Saturday, February 17, 2018

Handling memory pressure in embedded systems without swap


Swap is a logical and slow extension of physical RAM. Whenever the system runs out of the physical RAM, the Linux kernel writes the least used data from RAM to swap in turn freeing up some RAM. Typically, swap is setup on a separate dedicated partition on secondary storage or a separate storage itself. Sometimes, specially created files on an existing filesystem are also used as swap.

A lot of embedded systems use NAND flashes or SSDs as their secondary storage drives. These devices are typically divided in fixed size blocks. The blocks needs to be erased before they can be written to again. These devices don’t have mechanical parts in them which fails them. Its their write/erase or program/erase cycles that age them out. The write/erase cycles are limited on these devices which define their age. This property makes them unsuitable to be used as a swap device.

The Problem

Sometime ago, I faced an out of memory problem on a project I was working on. It was a system with 8GB of physical RAM and 8GB of NAND flash as secondary storage. Since the secondary storage was a NAND flash, the swap was not enabled in the system.

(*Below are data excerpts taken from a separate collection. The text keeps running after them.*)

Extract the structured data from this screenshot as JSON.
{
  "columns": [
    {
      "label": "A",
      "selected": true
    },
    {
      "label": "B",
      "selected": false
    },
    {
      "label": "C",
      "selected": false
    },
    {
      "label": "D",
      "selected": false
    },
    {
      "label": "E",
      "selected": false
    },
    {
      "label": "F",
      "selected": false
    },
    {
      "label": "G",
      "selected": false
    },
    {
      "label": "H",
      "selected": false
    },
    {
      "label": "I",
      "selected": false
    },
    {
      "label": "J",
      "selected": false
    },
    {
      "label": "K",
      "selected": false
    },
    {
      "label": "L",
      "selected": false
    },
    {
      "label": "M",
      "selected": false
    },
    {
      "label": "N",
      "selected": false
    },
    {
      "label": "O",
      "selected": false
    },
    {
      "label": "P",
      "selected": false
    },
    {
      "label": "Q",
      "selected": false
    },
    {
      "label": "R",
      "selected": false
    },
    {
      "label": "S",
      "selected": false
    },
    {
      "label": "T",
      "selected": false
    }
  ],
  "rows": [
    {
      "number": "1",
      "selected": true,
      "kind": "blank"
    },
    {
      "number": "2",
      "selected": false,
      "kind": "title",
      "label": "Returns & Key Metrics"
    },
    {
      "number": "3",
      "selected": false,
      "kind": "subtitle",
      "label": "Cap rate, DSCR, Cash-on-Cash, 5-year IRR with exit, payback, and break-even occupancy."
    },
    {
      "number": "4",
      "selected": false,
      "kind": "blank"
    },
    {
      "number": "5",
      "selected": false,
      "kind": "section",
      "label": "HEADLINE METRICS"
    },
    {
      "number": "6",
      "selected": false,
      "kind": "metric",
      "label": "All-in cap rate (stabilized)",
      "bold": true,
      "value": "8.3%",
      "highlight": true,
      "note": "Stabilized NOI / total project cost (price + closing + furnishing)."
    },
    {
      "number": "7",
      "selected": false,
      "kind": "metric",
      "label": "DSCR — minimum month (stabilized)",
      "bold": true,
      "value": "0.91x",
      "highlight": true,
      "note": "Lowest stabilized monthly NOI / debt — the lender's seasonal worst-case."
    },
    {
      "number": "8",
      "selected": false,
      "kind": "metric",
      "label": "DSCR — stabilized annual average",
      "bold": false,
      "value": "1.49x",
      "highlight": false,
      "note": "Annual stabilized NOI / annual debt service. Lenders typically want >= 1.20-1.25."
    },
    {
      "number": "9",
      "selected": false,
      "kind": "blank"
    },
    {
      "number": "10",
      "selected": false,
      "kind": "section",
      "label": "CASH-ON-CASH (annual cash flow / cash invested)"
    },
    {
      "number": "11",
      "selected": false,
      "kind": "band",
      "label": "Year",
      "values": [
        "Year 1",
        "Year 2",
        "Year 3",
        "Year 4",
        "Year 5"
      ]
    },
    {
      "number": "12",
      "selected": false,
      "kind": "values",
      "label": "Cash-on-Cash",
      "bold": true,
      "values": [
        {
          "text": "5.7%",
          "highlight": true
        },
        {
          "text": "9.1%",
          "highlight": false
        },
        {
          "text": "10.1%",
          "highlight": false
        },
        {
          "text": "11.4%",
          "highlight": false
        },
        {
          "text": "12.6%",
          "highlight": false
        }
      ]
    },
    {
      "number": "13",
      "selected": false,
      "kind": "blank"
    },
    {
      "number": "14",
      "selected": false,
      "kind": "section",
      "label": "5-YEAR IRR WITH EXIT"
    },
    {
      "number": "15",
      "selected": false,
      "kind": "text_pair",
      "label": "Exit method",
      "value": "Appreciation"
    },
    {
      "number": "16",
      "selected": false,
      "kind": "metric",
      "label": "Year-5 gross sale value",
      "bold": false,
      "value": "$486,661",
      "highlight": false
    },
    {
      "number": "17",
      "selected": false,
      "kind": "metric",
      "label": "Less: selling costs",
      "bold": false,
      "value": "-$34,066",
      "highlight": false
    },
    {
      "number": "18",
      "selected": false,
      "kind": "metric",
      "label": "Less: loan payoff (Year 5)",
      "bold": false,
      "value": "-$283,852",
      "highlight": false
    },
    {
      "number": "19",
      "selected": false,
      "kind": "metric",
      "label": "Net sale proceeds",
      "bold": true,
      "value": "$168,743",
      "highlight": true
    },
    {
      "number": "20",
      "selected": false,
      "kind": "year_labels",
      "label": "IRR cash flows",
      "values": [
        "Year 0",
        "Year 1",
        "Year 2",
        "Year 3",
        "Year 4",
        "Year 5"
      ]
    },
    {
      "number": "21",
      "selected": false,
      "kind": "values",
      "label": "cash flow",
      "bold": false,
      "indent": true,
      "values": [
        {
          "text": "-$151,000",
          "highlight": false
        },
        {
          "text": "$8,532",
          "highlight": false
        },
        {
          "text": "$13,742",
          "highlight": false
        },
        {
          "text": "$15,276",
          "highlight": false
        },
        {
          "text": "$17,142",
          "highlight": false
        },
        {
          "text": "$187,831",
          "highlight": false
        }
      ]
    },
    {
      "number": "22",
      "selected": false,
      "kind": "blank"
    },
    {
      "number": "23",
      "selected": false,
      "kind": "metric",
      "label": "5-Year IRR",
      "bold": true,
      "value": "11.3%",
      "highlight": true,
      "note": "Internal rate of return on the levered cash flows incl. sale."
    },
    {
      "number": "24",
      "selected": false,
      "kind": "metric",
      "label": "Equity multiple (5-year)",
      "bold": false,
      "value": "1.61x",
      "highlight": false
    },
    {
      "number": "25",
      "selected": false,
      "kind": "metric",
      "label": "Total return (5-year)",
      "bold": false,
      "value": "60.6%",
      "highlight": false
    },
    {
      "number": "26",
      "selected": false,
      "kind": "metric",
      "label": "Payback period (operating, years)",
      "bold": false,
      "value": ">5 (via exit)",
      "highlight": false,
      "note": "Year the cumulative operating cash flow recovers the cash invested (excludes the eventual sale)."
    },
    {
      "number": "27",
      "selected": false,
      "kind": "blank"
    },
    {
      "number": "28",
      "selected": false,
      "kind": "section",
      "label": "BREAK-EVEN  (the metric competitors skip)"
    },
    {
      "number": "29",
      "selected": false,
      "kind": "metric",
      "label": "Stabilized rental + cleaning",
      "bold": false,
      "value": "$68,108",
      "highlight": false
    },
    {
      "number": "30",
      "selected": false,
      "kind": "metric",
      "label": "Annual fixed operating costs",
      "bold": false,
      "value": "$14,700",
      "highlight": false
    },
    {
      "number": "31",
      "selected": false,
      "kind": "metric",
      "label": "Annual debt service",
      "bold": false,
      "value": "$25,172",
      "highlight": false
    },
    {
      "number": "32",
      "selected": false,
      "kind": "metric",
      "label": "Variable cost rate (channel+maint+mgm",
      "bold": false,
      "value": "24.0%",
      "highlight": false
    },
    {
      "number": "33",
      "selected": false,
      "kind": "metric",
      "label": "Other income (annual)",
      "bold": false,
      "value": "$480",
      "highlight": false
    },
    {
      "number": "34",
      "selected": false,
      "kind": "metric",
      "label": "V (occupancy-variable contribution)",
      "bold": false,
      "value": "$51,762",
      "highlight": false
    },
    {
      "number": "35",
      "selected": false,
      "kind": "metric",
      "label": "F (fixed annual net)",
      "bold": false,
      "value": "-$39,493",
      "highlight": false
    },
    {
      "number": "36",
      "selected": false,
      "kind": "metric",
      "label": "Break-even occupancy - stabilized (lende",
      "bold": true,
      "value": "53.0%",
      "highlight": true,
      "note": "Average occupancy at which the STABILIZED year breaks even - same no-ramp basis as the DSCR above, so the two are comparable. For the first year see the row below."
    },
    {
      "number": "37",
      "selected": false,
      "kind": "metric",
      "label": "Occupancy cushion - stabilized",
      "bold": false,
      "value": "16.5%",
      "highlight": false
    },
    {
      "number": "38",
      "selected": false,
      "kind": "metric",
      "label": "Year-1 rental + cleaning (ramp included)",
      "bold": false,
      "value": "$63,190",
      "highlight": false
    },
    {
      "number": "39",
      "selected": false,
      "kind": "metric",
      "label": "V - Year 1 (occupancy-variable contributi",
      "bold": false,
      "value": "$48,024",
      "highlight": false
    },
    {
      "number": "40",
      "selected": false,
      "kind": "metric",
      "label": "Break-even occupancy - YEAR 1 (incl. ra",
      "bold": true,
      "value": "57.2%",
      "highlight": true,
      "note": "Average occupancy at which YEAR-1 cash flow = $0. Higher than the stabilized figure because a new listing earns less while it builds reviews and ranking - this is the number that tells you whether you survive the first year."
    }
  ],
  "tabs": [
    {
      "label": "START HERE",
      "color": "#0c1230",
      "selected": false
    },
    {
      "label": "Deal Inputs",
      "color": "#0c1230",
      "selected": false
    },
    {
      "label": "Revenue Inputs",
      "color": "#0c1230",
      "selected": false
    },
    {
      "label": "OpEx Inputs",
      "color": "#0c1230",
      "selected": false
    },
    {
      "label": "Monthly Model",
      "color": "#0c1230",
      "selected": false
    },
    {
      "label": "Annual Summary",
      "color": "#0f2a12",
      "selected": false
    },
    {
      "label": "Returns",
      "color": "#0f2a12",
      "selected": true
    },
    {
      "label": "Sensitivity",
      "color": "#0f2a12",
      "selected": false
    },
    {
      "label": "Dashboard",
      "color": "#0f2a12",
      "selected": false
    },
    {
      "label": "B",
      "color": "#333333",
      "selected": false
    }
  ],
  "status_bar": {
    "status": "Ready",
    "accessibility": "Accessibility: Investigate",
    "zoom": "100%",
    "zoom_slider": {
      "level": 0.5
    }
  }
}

The root filesystem was on ramfs which, for some historical reasons and beyond my understanding, never switched to filesystem on the secondary storage. So the complete root filesystem always stayed in RAM for systems’ uptime. With extra features being added in the software, the memory usage kept on increasing. This put an immense pressure on Linux kernel’s memory management to keep up. Eventually, the system caved in. We started seeing frequent Out of Memory (OOM), crash, and hung issues.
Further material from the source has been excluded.